那个刚挨了一巴掌的小弟看着地上马库斯的屍体,有些不知所措
达雷尔听到这话,反手给了那个小弟的右脸也来了一耳光,打的他左右脸对称的肿了起来。
「报个屁的警!让那帮穿制服的猪来看我们的笑话?」
达雷尔狠狠地往地上啐了一口,像看傻逼一样看着那个手下:
「你要不要乾脆在报纸上登个GG,告诉全世界,我们血帮西区分部的老大,在自己的安全屋里被人当猪一样宰了?!」
黑帮火拼死了老大,跑去求警察主持公道,这简直就是天下最大的笑话。
只要这个消息以警方通报的形式传出去,就等於是向全西雅图宣告血帮西区支部现在群龙无首、软弱可欺。
在这个吃人的街头,一旦露出这种软弱的姿态,其他的帮派绝对今晚就会跨过街区来抢他们的地盘。
「找几个手脚麻利的兄弟,把老板和他们的屍体装进睡袋里运出去,把地板上的血用漂白剂洗乾净。」
达雷尔脸色阴沉地看着客厅,语气狠厉:
「今晚的这事儿必须内部消化。谁要是敢对外走漏半点老大已经死了的风声,我亲手扒了他的皮。
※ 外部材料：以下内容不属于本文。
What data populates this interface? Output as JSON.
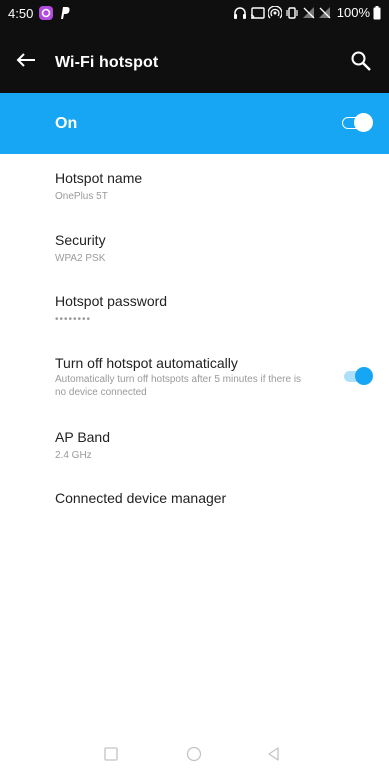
{
  "status_bar": {
    "time": "4:50",
    "battery_percent": "100%"
  },
  "app_bar": {
    "title": "Wi-Fi hotspot"
  },
  "master_switch": {
    "label": "On",
    "checked": true
  },
  "settings": [
    {
      "title": "Hotspot name",
      "summary": "OnePlus 5T"
    },
    {
      "title": "Security",
      "summary": "WPA2 PSK"
    },
    {
      "title": "Hotspot password",
      "summary": "••••••••"
    },
    {
      "title": "Turn off hotspot automatically",
      "summary": "Automatically turn off hotspots after 5 minutes if there is no device connected",
      "toggle_checked": true
    },
    {
      "title": "AP Band",
      "summary": "2.4 GHz"
    },
    {
      "title": "Connected device manager"
    }
  ],
  "colors": {
    "accent": "#16a6f4",
    "toolbar": "#0f0f0f"
  }
}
」
……
第二天清晨。
十一月的西雅图迎来了今年的第一场初雪。
细碎的雪花打在高级公寓的全景落地窗上,很快化成了水迹。
屋子里的恒温空调开得很足,但随着老比尔和阿瑟离开,这套宽敞的顶层豪宅突然只剩下里昂一个人,一时间竟然显得有些空荡和冷清。
里昂坐在沙发上,划拉着手机里的本地新闻。
头条依然是雷诺兹市长在吹嘘前两天的反恐行动。
至於昨晚塔科马市郊区发生的事情,在媒体上连个水花都没溅起来。
很符合黑帮的做事逻辑,死了老大,血帮不仅不敢声张,还得拼命捂盖子,牙被打碎了也只能往肚子里咽,生怕别的街区闻到血腥味过来抢地盘。
里昂关掉新闻网页,切入了一个加密的界面。
屏幕上显示着一串数字。换算下来,差不多就是十二万美金的门罗币。
那个死在废墟里的杀手没扯淡,钱确实在里面。
既然拿了这笔钱,也答应了别人的临终遗言,里昂决定今天去一趟那个什麽圣玛丽疗养院,看看具体是个什麽情况。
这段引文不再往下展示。